Mahkemece, yargılamanın iadesi sebebinin varlığını ve yargılamanın iadesinin süresi içerisinde olduğunu kabul ederek ilk kararı ortadan kaldırıp yeniden karar vermesi doğru olmuştur. Ancak mahkemenin yargılamanın iadesi koşulunun bulunduğu ve yargılamanın iadesi talebinin süresi içinde yapıldığını belirterek yeniden tahkikat yapılıp davayı yeniden görmesi gerekir. (Bakınız: Prof. Dr. Baki KURU, Hukuk Muhakemeleri Usulü 6. baskı 2011, cilt 5, s. 52-57.)
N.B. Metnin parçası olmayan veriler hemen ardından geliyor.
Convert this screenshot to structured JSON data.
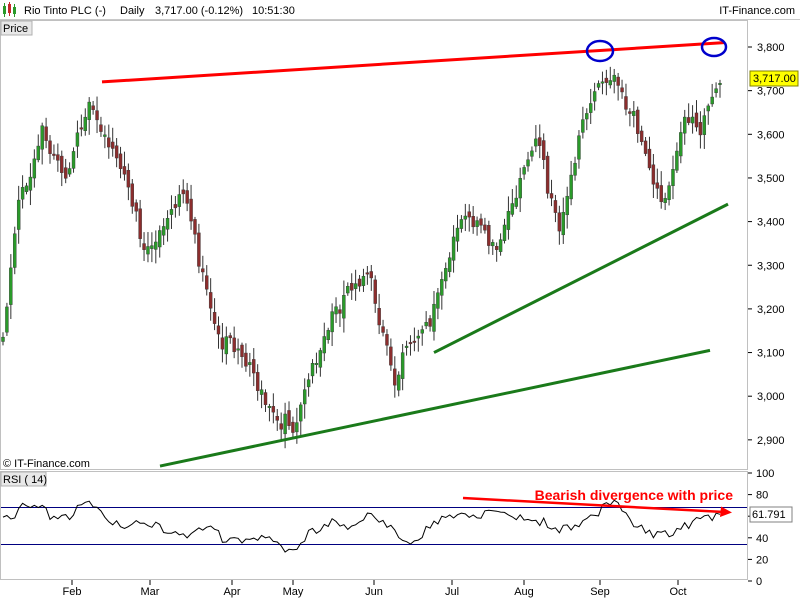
{
  "header": {
    "symbol": "Rio Tinto PLC (-)",
    "period": "Daily",
    "quote": "3,717.00 (-0.12%)",
    "time": "10:51:30",
    "brand": "IT-Finance.com"
  },
  "price_panel": {
    "label": "Price",
    "copyright": "© IT-Finance.com",
    "last_price_tag": "3,717.00",
    "y_ticks": [
      "3,800",
      "3,700",
      "3,600",
      "3,500",
      "3,400",
      "3,300",
      "3,200",
      "3,100",
      "3,000",
      "2,900"
    ]
  },
  "rsi_panel": {
    "label": "RSI ( 14)",
    "annotation": "Bearish divergence with price",
    "last_value_tag": "61.791",
    "y_ticks": [
      "100",
      "80",
      "60",
      "40",
      "20",
      "0"
    ]
  },
  "x_ticks": [
    "Feb",
    "Mar",
    "Apr",
    "May",
    "Jun",
    "Jul",
    "Aug",
    "Sep",
    "Oct"
  ],
  "colors": {
    "bull_candle": "#2a9a2a",
    "bear_candle": "#8b2d2d",
    "resistance": "#ff0000",
    "support": "#1a7a1a",
    "rsi_line": "#000000",
    "rsi_bands": "#000080",
    "marker": "#0000cc",
    "tag_fill": "#ffff00"
  },
  "chart_data": [
    {
      "type": "candlestick",
      "title": "Rio Tinto PLC (-) Daily",
      "ylabel": "Price",
      "ylim": [
        2860,
        3840
      ],
      "x_labels": [
        "Feb",
        "Mar",
        "Apr",
        "May",
        "Jun",
        "Jul",
        "Aug",
        "Sep",
        "Oct"
      ],
      "close_keypoints": [
        {
          "i": 0,
          "close": 3120
        },
        {
          "i": 4,
          "close": 3430
        },
        {
          "i": 10,
          "close": 3620
        },
        {
          "i": 16,
          "close": 3480
        },
        {
          "i": 22,
          "close": 3700
        },
        {
          "i": 28,
          "close": 3560
        },
        {
          "i": 36,
          "close": 3350
        },
        {
          "i": 46,
          "close": 3450
        },
        {
          "i": 56,
          "close": 3130
        },
        {
          "i": 66,
          "close": 3020
        },
        {
          "i": 74,
          "close": 2910
        },
        {
          "i": 84,
          "close": 3200
        },
        {
          "i": 94,
          "close": 3260
        },
        {
          "i": 100,
          "close": 3050
        },
        {
          "i": 108,
          "close": 3150
        },
        {
          "i": 116,
          "close": 3400
        },
        {
          "i": 126,
          "close": 3360
        },
        {
          "i": 136,
          "close": 3580
        },
        {
          "i": 142,
          "close": 3400
        },
        {
          "i": 148,
          "close": 3620
        },
        {
          "i": 156,
          "close": 3760
        },
        {
          "i": 162,
          "close": 3600
        },
        {
          "i": 168,
          "close": 3420
        },
        {
          "i": 174,
          "close": 3650
        },
        {
          "i": 178,
          "close": 3590
        },
        {
          "i": 183,
          "close": 3717
        }
      ],
      "trendlines": [
        {
          "name": "resistance",
          "points": [
            [
              "Jan 31",
              3720
            ],
            [
              "Oct 17",
              3810
            ]
          ]
        },
        {
          "name": "support-upper",
          "points": [
            [
              "Jun 23",
              3100
            ],
            [
              "Oct 19",
              3440
            ]
          ]
        },
        {
          "name": "support-lower",
          "points": [
            [
              "Jan 31",
              2840
            ],
            [
              "Oct 15",
              3105
            ]
          ]
        }
      ],
      "last_price": 3717.0,
      "change_pct": -0.12,
      "grid": false
    },
    {
      "type": "line",
      "title": "RSI ( 14)",
      "ylim": [
        0,
        100
      ],
      "reference_lines": [
        70,
        30
      ],
      "keypoints": [
        {
          "i": 0,
          "value": 60
        },
        {
          "i": 8,
          "value": 68
        },
        {
          "i": 14,
          "value": 60
        },
        {
          "i": 22,
          "value": 67
        },
        {
          "i": 30,
          "value": 55
        },
        {
          "i": 40,
          "value": 48
        },
        {
          "i": 52,
          "value": 45
        },
        {
          "i": 64,
          "value": 38
        },
        {
          "i": 74,
          "value": 32
        },
        {
          "i": 84,
          "value": 52
        },
        {
          "i": 94,
          "value": 58
        },
        {
          "i": 102,
          "value": 38
        },
        {
          "i": 110,
          "value": 50
        },
        {
          "i": 118,
          "value": 66
        },
        {
          "i": 126,
          "value": 60
        },
        {
          "i": 134,
          "value": 62
        },
        {
          "i": 142,
          "value": 42
        },
        {
          "i": 150,
          "value": 65
        },
        {
          "i": 156,
          "value": 68
        },
        {
          "i": 166,
          "value": 45
        },
        {
          "i": 170,
          "value": 38
        },
        {
          "i": 178,
          "value": 62
        },
        {
          "i": 183,
          "value": 61.791
        }
      ],
      "last_value": 61.791,
      "annotation": "Bearish divergence with price",
      "divergence_arrow": [
        [
          [
            "Jun 30",
            80
          ],
          [
            "Oct 19",
            65
          ]
        ]
      ]
    }
  ]
}
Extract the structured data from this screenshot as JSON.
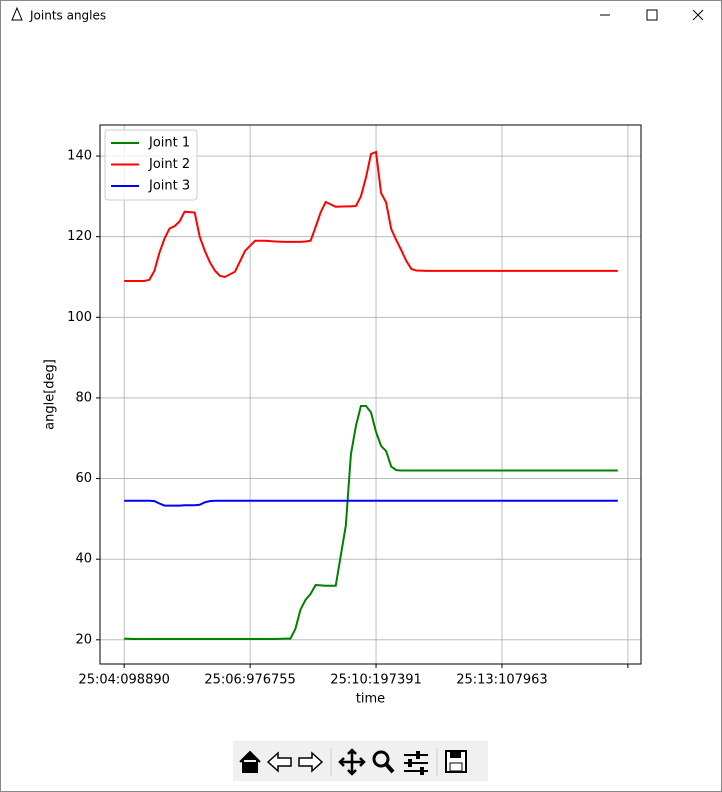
{
  "window": {
    "title": "Joints angles"
  },
  "chart_data": {
    "type": "line",
    "xlabel": "time",
    "ylabel": "angle[deg]",
    "x": [
      0,
      2,
      4,
      5,
      6,
      7,
      8,
      9,
      10,
      11,
      12,
      13,
      14,
      15,
      16,
      17,
      18,
      19,
      20,
      22,
      24,
      26,
      28,
      30,
      32,
      33,
      34,
      35,
      36,
      37,
      38,
      39,
      40,
      41,
      42,
      44,
      45,
      46,
      47,
      48,
      49,
      50,
      51,
      52,
      53,
      54,
      55,
      56,
      57,
      58,
      60,
      65,
      70,
      75,
      80,
      85,
      90,
      95,
      98
    ],
    "series": [
      {
        "name": "Joint 1",
        "color": "#008000",
        "values": [
          20.3,
          20.2,
          20.2,
          20.2,
          20.2,
          20.2,
          20.2,
          20.2,
          20.2,
          20.2,
          20.2,
          20.2,
          20.2,
          20.2,
          20.2,
          20.2,
          20.2,
          20.2,
          20.2,
          20.2,
          20.2,
          20.2,
          20.2,
          20.2,
          20.3,
          20.3,
          22.7,
          27.5,
          29.9,
          31.4,
          33.6,
          33.5,
          33.4,
          33.4,
          33.4,
          48.3,
          66,
          73,
          78,
          78,
          76.4,
          71.6,
          68.1,
          66.8,
          63,
          62.1,
          62,
          62,
          62,
          62,
          62,
          62,
          62,
          62,
          62,
          62,
          62,
          62,
          62
        ]
      },
      {
        "name": "Joint 2",
        "color": "#ff0000",
        "values": [
          109,
          109,
          109,
          109.3,
          111.5,
          116,
          119.5,
          122,
          122.6,
          123.8,
          126.2,
          126.1,
          126,
          120,
          116.5,
          113.7,
          111.6,
          110.3,
          110,
          111.3,
          116.5,
          119,
          119,
          118.8,
          118.7,
          118.7,
          118.7,
          118.7,
          118.8,
          119,
          122.4,
          126,
          128.6,
          128,
          127.4,
          127.5,
          127.5,
          127.6,
          130,
          134.7,
          140.5,
          141,
          130.8,
          128.5,
          121.9,
          119.2,
          116.7,
          114,
          112,
          111.6,
          111.5,
          111.5,
          111.5,
          111.5,
          111.5,
          111.5,
          111.5,
          111.5,
          111.5
        ]
      },
      {
        "name": "Joint 3",
        "color": "#0000ff",
        "values": [
          54.5,
          54.5,
          54.5,
          54.5,
          54.4,
          53.8,
          53.3,
          53.3,
          53.3,
          53.3,
          53.4,
          53.4,
          53.4,
          53.5,
          54.1,
          54.4,
          54.5,
          54.5,
          54.5,
          54.5,
          54.5,
          54.5,
          54.5,
          54.5,
          54.5,
          54.5,
          54.5,
          54.5,
          54.5,
          54.5,
          54.5,
          54.5,
          54.5,
          54.5,
          54.5,
          54.5,
          54.5,
          54.5,
          54.5,
          54.5,
          54.5,
          54.5,
          54.5,
          54.5,
          54.5,
          54.5,
          54.5,
          54.5,
          54.5,
          54.5,
          54.5,
          54.5,
          54.5,
          54.5,
          54.5,
          54.5,
          54.5,
          54.5,
          54.5
        ]
      }
    ],
    "xlim": [
      -4.8,
      102.6
    ],
    "xticks": [
      {
        "value": 0,
        "label": "25:04:098890"
      },
      {
        "value": 25,
        "label": "25:06:976755"
      },
      {
        "value": 50,
        "label": "25:10:197391"
      },
      {
        "value": 75,
        "label": "25:13:107963"
      },
      {
        "value": 100,
        "label": null
      }
    ],
    "ylim": [
      14,
      147.7
    ],
    "yticks": [
      20,
      40,
      60,
      80,
      100,
      120,
      140
    ],
    "grid": true,
    "legend": "upper left"
  }
}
Davacı, davalılara keşideci olarak imzalayıp sair yönleri boş olarak verdiği bononun anlaşmaya aykırı olarak doldurulduğunu iddia etmiş olup, bu iddiasını ispat mükellefiyeti altındadır. Yapılan ilk yargılamada davacı bu iddiasını ispat için davalılara yemin teklif etmiş ve davalılar da yemin beyanında bononun tüm unsurları tamamlanmış olarak verildiği şeklindeki beyanları üzerine dava reddedilmiştir. Davacının davalıları şikayeti üzerine açılan ceza davasında davalıların ceza davasının duruşmalarında bononun bütün unsurları dolu olarak verilmediğini, ancak davacının huzurunda davalı ... tarafından bononun doldurulduğunu belirtmiştir. Davacı yargılamanın iadesi hakkını elde etmekle birlikte yeniden iddiasını ispat külfeti altında olup iddiasını kanuni delillerle ispat etmelidir. Mahkemece yapılması gereken iş, yargılamanın iadesi istenilen dava dosyası temin edilip davacının gösterdiği yazılı delil var ise bunların değerlendirilmesi, yoksa yemin deliline dayanılarak davanın ispatı gerekir. Hal böyle olmasına karşılık mahkemece tahkikat yapılmadan davanın kabulü yönünde karar verilmesi doğru olmamış, hükmün bozulması gerekmiştir.
SONUÇ: Yukarıda açıklanan nedenlerle hükmün BOZULMASINA, peşin harcın istek halinde temyiz eden davalılara iadesine, 05/12/2019 gününde oybirliğiyle karar verildi.